Landscaping choices have meaningful effects on the populations of birds and the insects they need to survive. The bottom line is this—homeowners, landscapers, and local policy makers can benefit birds and other wildlife by simply selecting native plants when making their landscaping decisions. To do your part, you can use Audubon’s handy database to discover native plants in your area and which types of birds they’ll attract. Just enter your zipcode, and it’s as easy as that. 

Benefits of Native Plants:

Low maintenance:

Once established, native plants generally require little maintenance.

Beauty:
Many native plants offer beautiful showy flowers, produce abundant colorful fruits and seeds, and brilliant seasonal changes in colors from the pale, thin greens of early spring, to the vibrant yellows and reds of autumn. 

Healthy Places for People:
Lawns and the ubiquitous bark-mulched landscapes are notorious for requiring profuse amounts of artificial fertilizers and synthetic chemical pesticides and herbicides.
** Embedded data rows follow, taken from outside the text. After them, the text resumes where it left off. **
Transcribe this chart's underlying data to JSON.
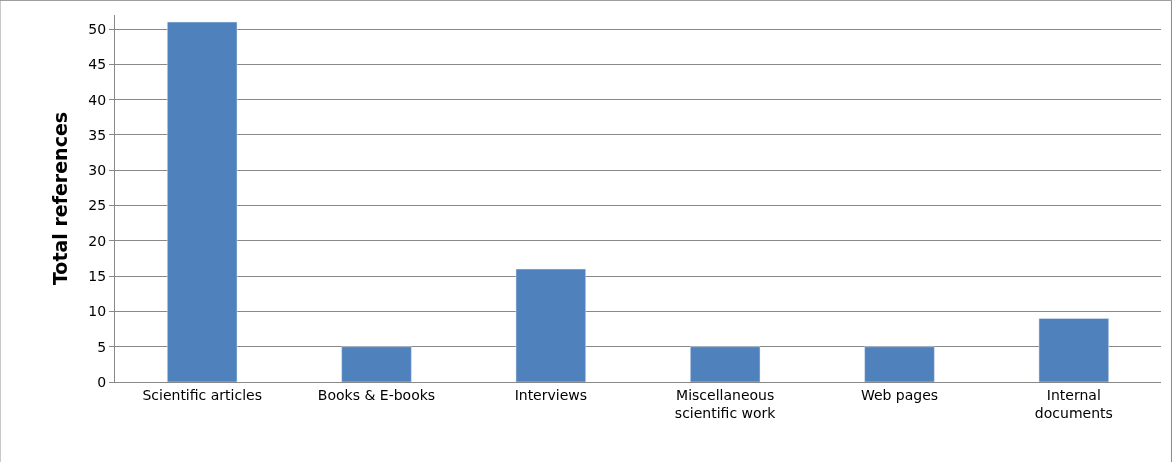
{
  "chart_data": {
    "type": "bar",
    "ylabel": "Total references",
    "categories": [
      "Scientific articles",
      "Books & E-books",
      "Interviews",
      "Miscellaneous\nscientific work",
      "Web pages",
      "Internal\ndocuments"
    ],
    "values": [
      51,
      5,
      16,
      5,
      5,
      9
    ],
    "color": "#4f81bd",
    "ylim": [
      0,
      52
    ],
    "yticks": [
      0,
      5,
      10,
      15,
      20,
      25,
      30,
      35,
      40,
      45,
      50
    ],
    "grid": "y"
  }
}
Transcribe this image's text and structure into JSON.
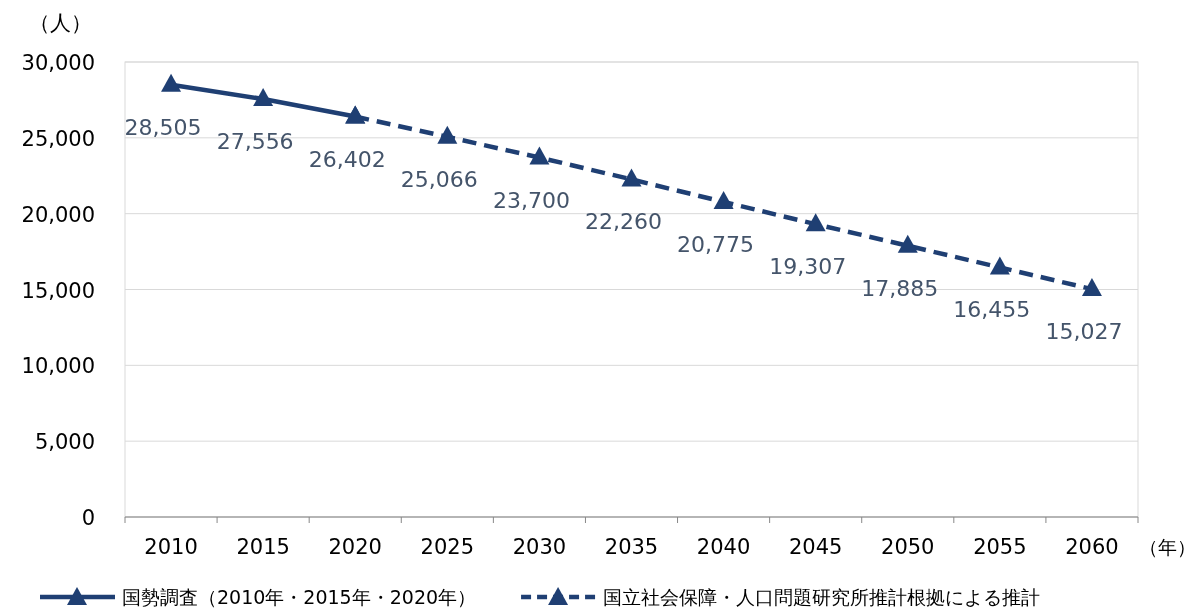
{
  "chart_data": {
    "type": "line",
    "ylabel": "（人）",
    "xlabel": "（年）",
    "categories": [
      "2010",
      "2015",
      "2020",
      "2025",
      "2030",
      "2035",
      "2040",
      "2045",
      "2050",
      "2055",
      "2060"
    ],
    "ylim": [
      0,
      30000
    ],
    "yticks": [
      0,
      {
        "value": 5000,
        "label": "5,000"
      },
      {
        "value": 10000,
        "label": "10,000"
      },
      {
        "value": 15000,
        "label": "15,000"
      },
      {
        "value": 20000,
        "label": "20,000"
      },
      {
        "value": 25000,
        "label": "25,000"
      },
      {
        "value": 30000,
        "label": "30,000"
      }
    ],
    "grid": "y",
    "legend": "bottom",
    "marker": "triangle",
    "series": [
      {
        "name": "国勢調査（2010年・2015年・2020年）",
        "color": "#1f3f73",
        "line_style": "solid",
        "values": [
          28505,
          27556,
          26402,
          null,
          null,
          null,
          null,
          null,
          null,
          null,
          null
        ],
        "value_labels": [
          "28,505",
          "27,556",
          "26,402",
          null,
          null,
          null,
          null,
          null,
          null,
          null,
          null
        ]
      },
      {
        "name": "国立社会保障・人口問題研究所推計根拠による推計",
        "color": "#1f3f73",
        "line_style": "dashed",
        "values": [
          null,
          null,
          26402,
          25066,
          23700,
          22260,
          20775,
          19307,
          17885,
          16455,
          15027
        ],
        "value_labels": [
          null,
          null,
          null,
          "25,066",
          "23,700",
          "22,260",
          "20,775",
          "19,307",
          "17,885",
          "16,455",
          "15,027"
        ]
      }
    ]
  }
}
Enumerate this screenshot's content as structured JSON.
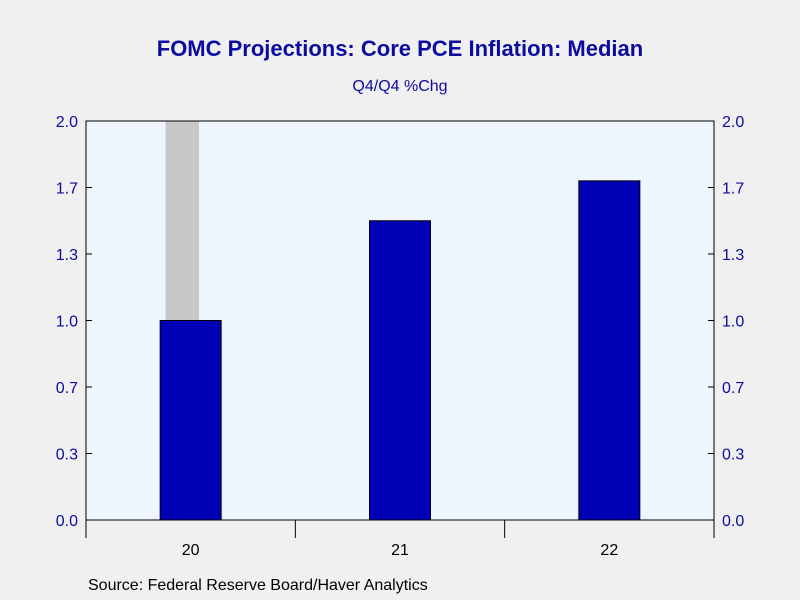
{
  "chart_data": {
    "type": "bar",
    "title": "FOMC Projections: Core PCE Inflation: Median",
    "subtitle": "Q4/Q4 %Chg",
    "categories": [
      "20",
      "21",
      "22"
    ],
    "values": [
      1.0,
      1.5,
      1.7
    ],
    "ylim": [
      0.0,
      2.0
    ],
    "yticks": [
      "2.0",
      "1.7",
      "1.3",
      "1.0",
      "0.7",
      "0.3",
      "0.0"
    ],
    "ytick_values": [
      2.0,
      1.6667,
      1.3333,
      1.0,
      0.6667,
      0.3333,
      0.0
    ],
    "recession_shading": {
      "start": 19.88,
      "end": 20.04
    },
    "colors": {
      "bar": "#0000b4",
      "plot_background": "#eef5ff",
      "recession": "#c8c8c8",
      "text": "#0b0ba0"
    },
    "source": "Source:  Federal Reserve Board/Haver Analytics"
  }
}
The traditional suburban lawn, on average, has 10x more chemical pesticides per acre than farmland. By choosing native plants for your landscaping, you are not only helping wildlife, but you are creating a healthier place for yourself, your family, and your community. 

Helping the Climate:
Landscaping with native plants can combat climate change. In addition to the reduced noise and carbon pollution from lawn mower exhaust, many native plants, especially long-living trees like oaks and maples, are effective at storing the greenhouse gas carbon dioxide. 

Conserving Water:
Because native plants are adapted to local environmental conditions, they require far less water, saving time, money, and perhaps the most valuable natural resource, water.

Wildlife
In addition to providing vital habitat for birds, many other species of wildlife benefits as well. The colorful array of butterflies and moths, including the iconic monarch, the swallowtails, tortoiseshells, and beautiful blues, are all dependent on very specific native plant species. Native plants provide nectar for pollinators including hummingbirds, native bees, butterflies, moths, and bats. They provide protective shelter for many mammals. The native nuts, seeds, and fruits produced by these plants offer essential foods for all forms of wildlife.